New Wilder police chief wants to modernize

Coming soon: Educational requirements

By Scott Wartman
Enquirer Contributor

        WILDER — When police officer Anthony Rouse took the oath to become Wilder's next police chief Dec. 3, he accomplished a 12-year-old goal he set when he joined the department in 1990 as a patrolman.

        Chief Rouse, 38, said he observed the outdated nature of the department in 1990 and immediately aspired to become police chief in hopes of updating the station.

        The officers were ill-equipped, he said, and were missing some safety items. Among the deficiencies: officers didn't have indicators on their radios to send out a distress signal in case of trouble. The police station owned only one computer.

        “It was apparent that we were 10 years behind police departments just across the river,” Chief Rouse said.
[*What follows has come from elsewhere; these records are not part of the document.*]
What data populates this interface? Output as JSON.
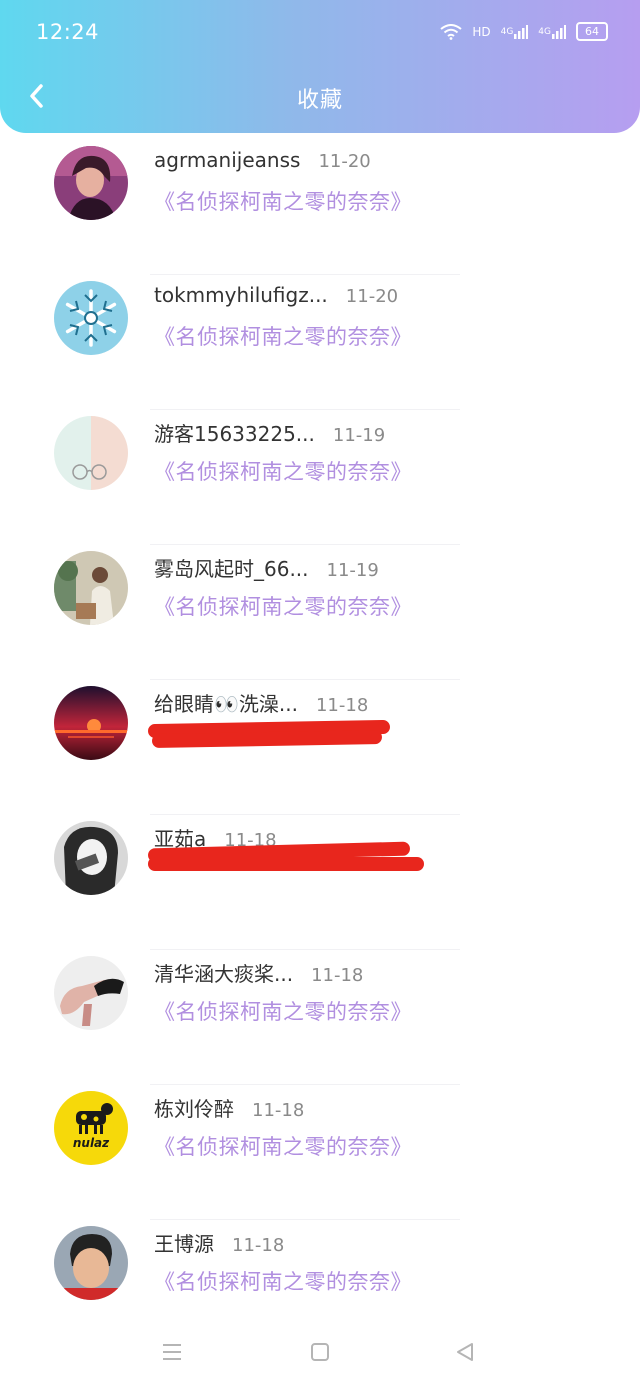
{
  "status_bar": {
    "time": "12:24",
    "network_hd": "HD",
    "sim1": "4G",
    "sim2": "4G",
    "battery": "64",
    "icons": [
      "wifi-icon",
      "signal-icon",
      "battery-icon"
    ]
  },
  "header": {
    "title": "收藏",
    "back_icon": "chevron-left-icon"
  },
  "colors": {
    "header_gradient": [
      "#5fd8ef",
      "#b69ef0"
    ],
    "work_title": "#b18fe0",
    "redaction": "#e8261d"
  },
  "favorites": [
    {
      "name": "agrmanijeanss",
      "date": "11-20",
      "work": "《名侦探柯南之零的奈奈》",
      "avatar": "portrait-photo"
    },
    {
      "name": "tokmmyhilufigz...",
      "date": "11-20",
      "work": "《名侦探柯南之零的奈奈》",
      "avatar": "snowflake-icon"
    },
    {
      "name": "游客15633225...",
      "date": "11-19",
      "work": "《名侦探柯南之零的奈奈》",
      "avatar": "glasses-photo"
    },
    {
      "name": "雾岛风起时_66...",
      "date": "11-19",
      "work": "《名侦探柯南之零的奈奈》",
      "avatar": "illustration-photo"
    },
    {
      "name": "给眼睛👀洗澡...",
      "date": "11-18",
      "work": "",
      "redacted": true,
      "avatar": "sunset-photo"
    },
    {
      "name": "亚茹a",
      "date": "11-18",
      "work": "",
      "redacted": true,
      "avatar": "portrait-photo-bw"
    },
    {
      "name": "清华涵大痰桨...",
      "date": "11-18",
      "work": "《名侦探柯南之零的奈奈》",
      "avatar": "hand-photo"
    },
    {
      "name": "栋刘伶醉",
      "date": "11-18",
      "work": "《名侦探柯南之零的奈奈》",
      "avatar": "nulaz-logo"
    },
    {
      "name": "王博源",
      "date": "11-18",
      "work": "《名侦探柯南之零的奈奈》",
      "avatar": "child-photo"
    }
  ],
  "avatar_texts": {
    "nulaz": "nulaz"
  },
  "nav": {
    "icons": [
      "menu-icon",
      "home-square-icon",
      "back-triangle-icon"
    ]
  }
}
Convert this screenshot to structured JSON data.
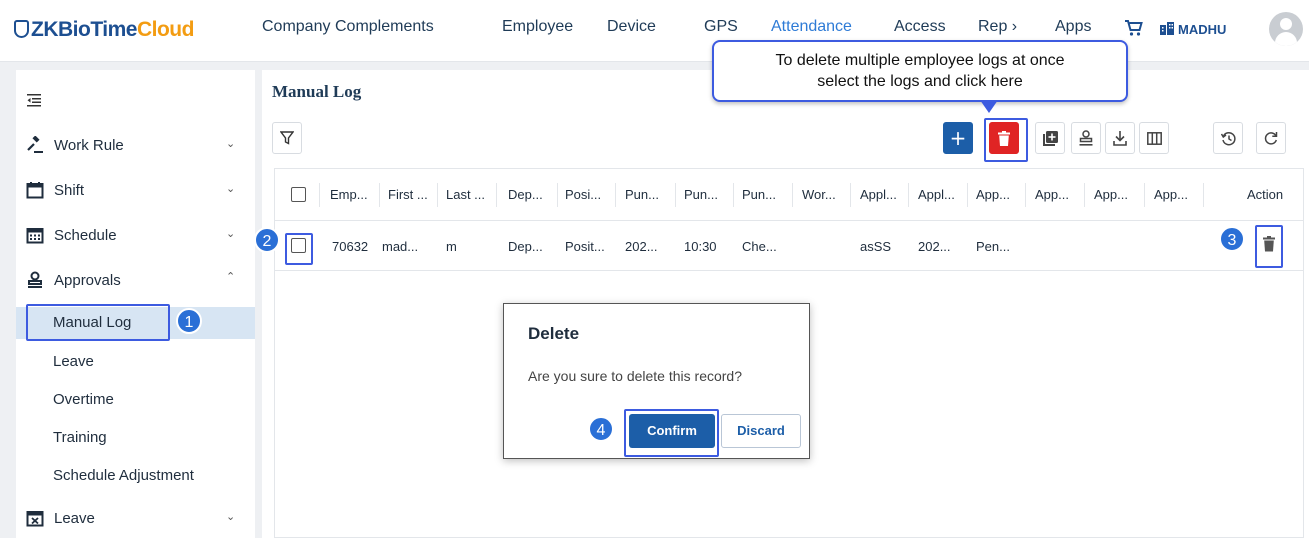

        And an update is important in this town of 2,624 in Campbell County, which saw a population jump of 279 percent since the 1990 census. Residential housing development has boomed, with new families moving in, as evidenced by the 253 percent jump in residents under age 18 since 1990.

        As a patrolman and later as a sergeant and lieutenant, Chief Rouse worked with then-Chief Hobart Strange Jr. to get the station accredited by the Kentucky Association of Chiefs of Police, ensuring the station would be supplied with the proper equipment. He designed a new computer system for tracking and storing all the station's information.

        As police chief, Chief Rouse said his next step in modernizing the Wilder police is to require officers with the rank of associate level to sergeant to have at least a bachelor's degree.

        Such a requirement, he said, would be a first in Northern Kentucky. With a minimum standard of educa tion, Chief Rouse said, Wilder will have a police staff that is more technologically savvy.“It prevents a cultural lag,” Chief Rouse said.

        For seven years while at the police department, Chief Rouse attended Northern Kentucky University and received a bachelor of arts degree in Criminal Justice in December 2000.

        While Chief Rouse said he will strive to improve the police department, he said his main focus will be maintaining the close relationship with the community.

        With a vast majority of the criminal activity confined to traffic violations, Chief Rouse said the main job of the police is to keepclose ties with the community.

        Chief Rouse was the most logical choice to succeed outgoing Chief Strange because of his friendly rapport with many Wilder residents, said Terry Vance, city administrator.

        Chief Rouse is the first Wilder police chief to be appointed from inside the department.

        “It was a given to have someone local who has come up through the ranks. We need a chief who can maintain the rapport with the public,” Mr. Vance said.

        “We are a small city, and people know and like the law enforcement here,” Mr. Vance said.

        Chief Rouse's experience orchestrating community events like Kidsfest every July and riding into the neighborhoods on bike patrol have solidified him as a pillar of the community.

        Chief Rouse estimates he is on a first-name basis with about 80 percent of the community, who refer to him as “Officer Tony.”

        Wilder Mayor Harold Knight said he appointed Chief Rouse not only because of his popularity, but because he felt he was someone who could keep the status quo.

        “We were looking for someone who can handle people within the city and get along with others,“ Mr. Knight said. “We weren't looking for someone who will just jump in and make big changes.”